After we left Halong Bay and Hanoi, we headed to Quy Nhon (it is pronouced Way Num). We made the decision to go there based solely on the recommendation from our Halong Bay tour guide. We have found that locals and other travelers typically have the best advice on where to go and what to see.
Quy Nhon is a coastal town in central Vietnam and not a destination on the radar of very many tourists at this point. In coming years that will probably change. When we boarded our flight from Hanoi to Quy Nhon, I looked around and we appeared to be the only non Vietnamese people on the flight.
Our time in Quy Nhon was spent mostly relaxing, catching up on home school, and playing at a children’s museum that we found. We did find time to go to a couple beautiful beaches–too bad the conditions weren’t right for snorkeling and swimming–and a few of the old Cham temples.
We all enjoyed having a week of mostly down time. Jess found a place where he could get an hour long massage for $3.50. It was run completely by people with visual impairments and Jess was happy to patronize their establishment.
The food in Quy Nhon was delicious. We especially loved a little restaurant that was always crowded with locals called Peppa’s Kitchen. It served Korean food and we all agreed (except Jane) that it was some of the best food we have had on our trip.

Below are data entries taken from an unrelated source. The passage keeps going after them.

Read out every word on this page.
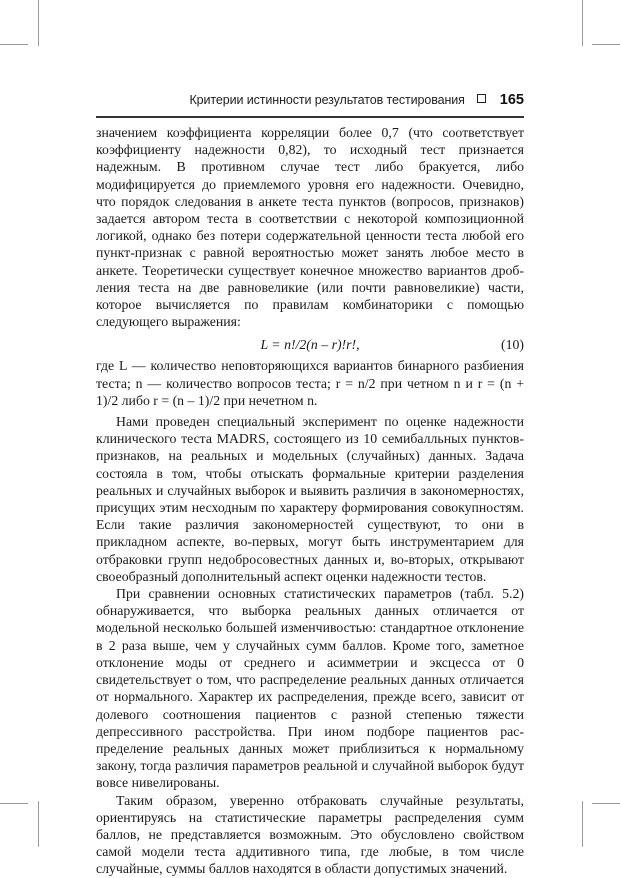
Критерии истинности результатов тестирования 165

значением коэффициента корреляции более 0,7 (что соответствует коэффициенту надежности 0,82), то исходный тест признается надежным. В противном случае тест либо бракуется, либо модифицируется до приемлемого уровня его надежности. Очевидно, что порядок следования в анкете теста пунктов (вопросов, признаков) задается автором теста в соответствии с некоторой композиционной логикой, однако без потери содержательной ценности теста любой его пункт-признак с равной вероятностью может занять любое место в анкете. Теоретически существует конечное множество вариантов дробления теста на две равновеликие (или почти равновеликие) части, которое вычисляется по правилам комбинаторики с помощью следующего выражения:

L = n!/2(n – r)!r!,	(10)

где L — количество неповторяющихся вариантов бинарного разбиения теста; n — количество вопросов теста; r = n/2 при четном n и r = (n + 1)/2 либо r = (n – 1)/2 при нечетном n.

Нами проведен специальный эксперимент по оценке надежности клинического теста MADRS, состоящего из 10 семибалльных пунктов-признаков, на реальных и модельных (случайных) данных. Задача состояла в том, чтобы отыскать формальные критерии разделения реальных и случайных выборок и выявить различия в закономерностях, присущих этим несходным по характеру формирования совокупностям. Если такие различия закономерностей существуют, то они в прикладном аспекте, во-первых, могут быть инструментарием для отбраковки групп недобросовестных данных и, во-вторых, открывают своеобразный дополнительный аспект оценки надежности тестов.

При сравнении основных статистических параметров (табл. 5.2) обнаруживается, что выборка реальных данных отличается от модельной несколько большей изменчивостью: стандартное отклонение в 2 раза выше, чем у случайных сумм баллов. Кроме того, заметное отклонение моды от среднего и асимметрии и эксцесса от 0 свидетельствует о том, что распределение реальных данных отличается от нормального. Характер их распределения, прежде всего, зависит от долевого соотношения пациентов с разной степенью тяжести депрессивного расстройства. При ином подборе пациентов распределение реальных данных может приблизиться к нормальному закону, тогда различия параметров реальной и случайной выборок будут вовсе нивелированы.

Таким образом, уверенно отбраковать случайные результаты, ориентируясь на статистические параметры распределения сумм баллов, не представляется возможным. Это обусловлено свойством самой модели теста аддитивного типа, где любые, в том числе случайные, суммы баллов находятся в области допустимых значений.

The pho in this town was great as well. The street food was pretty good too. Ashley found a Bahn mi (Vietnamese wheat roll sandwich) stand that would make her an avacado and tomato sandwich with chili sauce. Jane found a stand that sold deep-fried cheese on a sick. We all loved walking a few blocks in the mornings to visit the fruit market and eat mangoes, bananas, pineapple, and passion fruit for breakfast. In fact the only thing that wasn’t a hit with the whole group was a local specialty of fatty pork, rice noodles, mint and basil with a bowl of fermented shrimp paste to dip it in (although Jess thought it was quite good even if it was a strong fish taste).
On our last day in the area, we taxied around to a couple of local historic temples. They were pretty in their own right, but the sun and clouds made for some very beautiful photos.
On an average day spent in town you might see one other gringo, but you would be greeted by dozens of Vietnamese (especially children) with a wave and an English “hello”.
The vendors and the taxi drivers gave you straight prices, no negotiating necessary.
All in all, it was a relaxing and fun stay in Quy Nhon. After a week in the city, we boarded a night train and tried to get some sleep on the six-hour ride to our next stop, Hoi An.